É nesse quadro que tem de ser analisada a Utopia (1516) de More, a qual contém essa clara afirmação: "Parece-me que em todo lugar em que vigora a propriedade privada, onde o dinheiro é a medida de todas as coisas, seja bem difícil que se consiga concretizar um regime político baseado na justiça e na prosperidade"... De fato, na ilha da Utopia, a propriedade privada e o dinheiro são abolidos e todos os bens imóveis (terras, matérias-primas, oficinas, etc.) pertencem ao Estado. Os cidadãos são igualmente laboriosos e felizes: cada um deles não trabalha mais do que seis horas por dia e isso é suficiente para satisfazer as necessidades de todos, porque na Utopia não há ociosos que devem ser sustentados pelos outros. Cada família é livre de retirar do fundo comum os bens necessários; isso não aumentará o consumo, porque na Utopia não existem gêneros de luxo e ninguém tem interesse em acumular bens em excedência, porque todos sabem que o necessário não vai faltar nunca.

Além disso, More prevê para a Utopia uma organização política e administrativa de tipo abertamente democrático, em que todas as magistraturas responsáveis de superintender a aplicação das leis são eletivas, enquanto os negócios econômicos e sociais (duração do trabalho e sua distribuição, quantidade e qualidade de produção, etc.) são geridos por uma assembléia eleita por todos os utopistas. Na Utopia, porém, não é abolida a escravidão: aos escravos -- constituídos por cidadãos responsáveis por algum crime punido com um período de escravidão, por prisioneiros de guerra, etc. -- são destinados os trabalhos mais humildes e repugnantes.

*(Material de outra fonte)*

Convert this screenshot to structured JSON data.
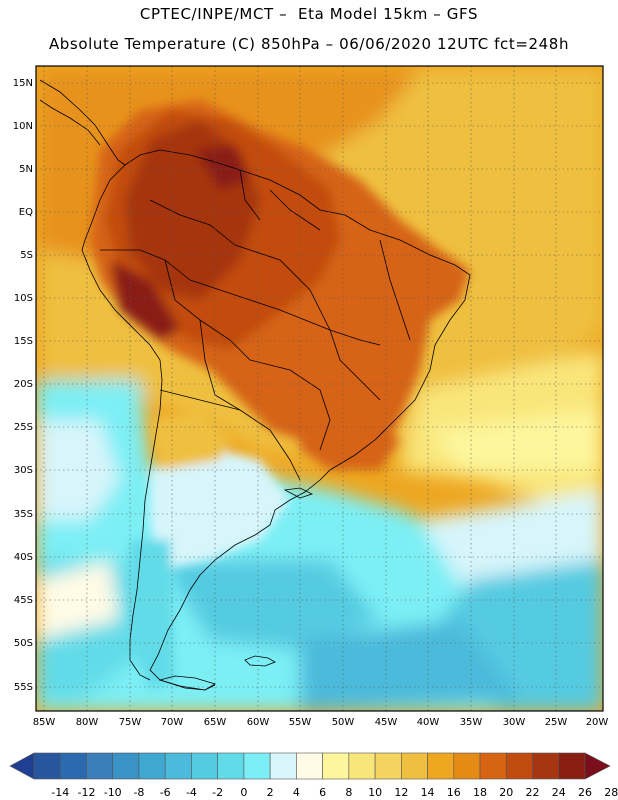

A convicção de que se regula racionalmente o trabalho e se produz não para o lucro e o enriquecimento dos indivíduos mas, imediatamente, para as necessidades da comunidade, essa terá bens em abundância, volta a estar presente também na obra do monge Tommaso Campanella (1568-1639). Na Cidade do Sol (publicada postumamente em 1643), o autor descreve uma ilha organizada em forma comunista, onde não existem ociosos, tanto que quatro horas de trabalho por habitante são mais do que suficientes para as exigências da comunidade, e onde a produção e a distribuição dos bens são administrados pelas autoridades estatais. Além disso, Campanella prevê a abolição da família, porque ele acha que somente assim é possível abolir também a propriedade privada. Analogamente ao que acontece na República de Platão, os acasalamentos entre os sexos são planificados pelas autoridades estatais, que cuidarão também da educação das crianças. O chefe do Estado é eleito pelo sufrágio universal e ele, em seguida, nomeia os próprios colaboradores ou ministros.